I am home alone now. I only have myself for company. For one week in late October, I kept to myself without my family members. They were away in Tokyo on a business trip. My contact with another person was kept to the minimum. I remember some years back in the 80’s, I was alone in a big apartment in Brunei Darussalam after work. This lasted for nine months. Same feelings of being alone surfaced last month.
The sound of silence was calming. The sound of nature was felt more keenly. Now with the rain, thunder broke the silence once in the while. On a good day, I could hear the birds. I could “hear and read” my thoughts. These thoughts came on fast and disappeared as soon as I was aware. They were what I was concerned with at that time and interspersed with random thoughts. As I slowed down without the hurry, thoughts slowed down too. Retreating from the busyness of everyday life allows us to be with ourselves, to know one’s true self.
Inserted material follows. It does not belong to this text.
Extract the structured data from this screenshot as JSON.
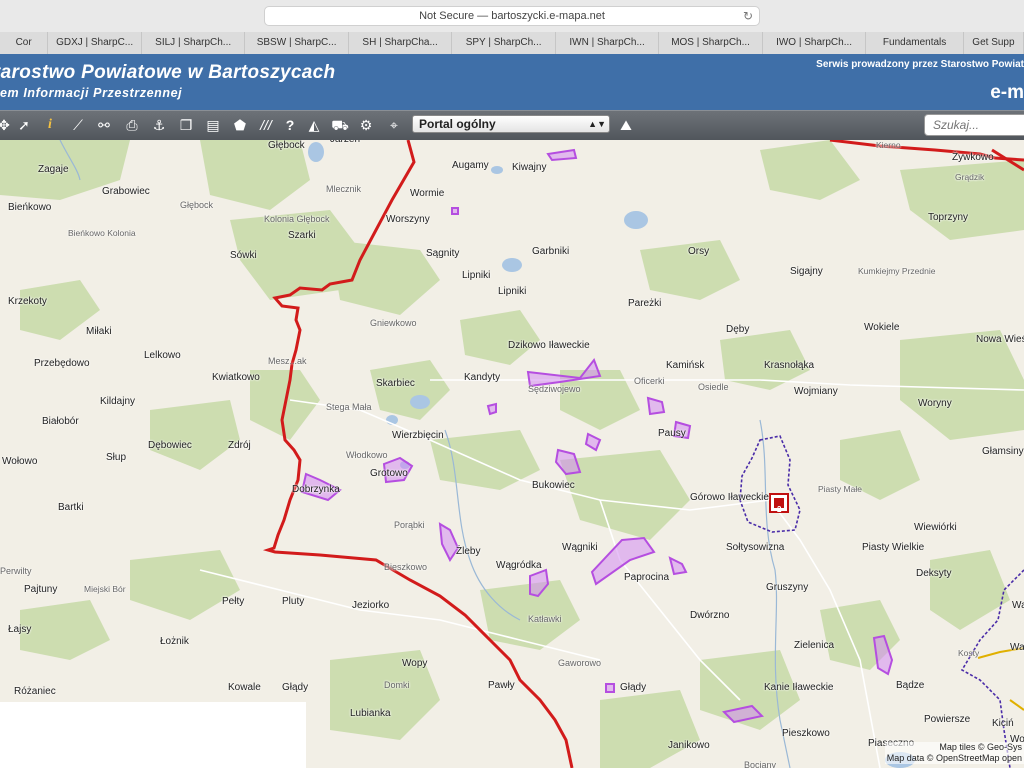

I was more careful when alone. I made sure I was safe without any nasty fall. Was I scared at night? Not really. Now, I understand one aspect of how singles live alone and the fear of falling seriously sick or have an accident at home.
During the one week of being alone, I was only accountable to myself. This was very different from being a family person. When I am with my family, my agenda cannot be just for oneself only. So it is refreshing to be alone and I can sort out things that are personal and to know oneself.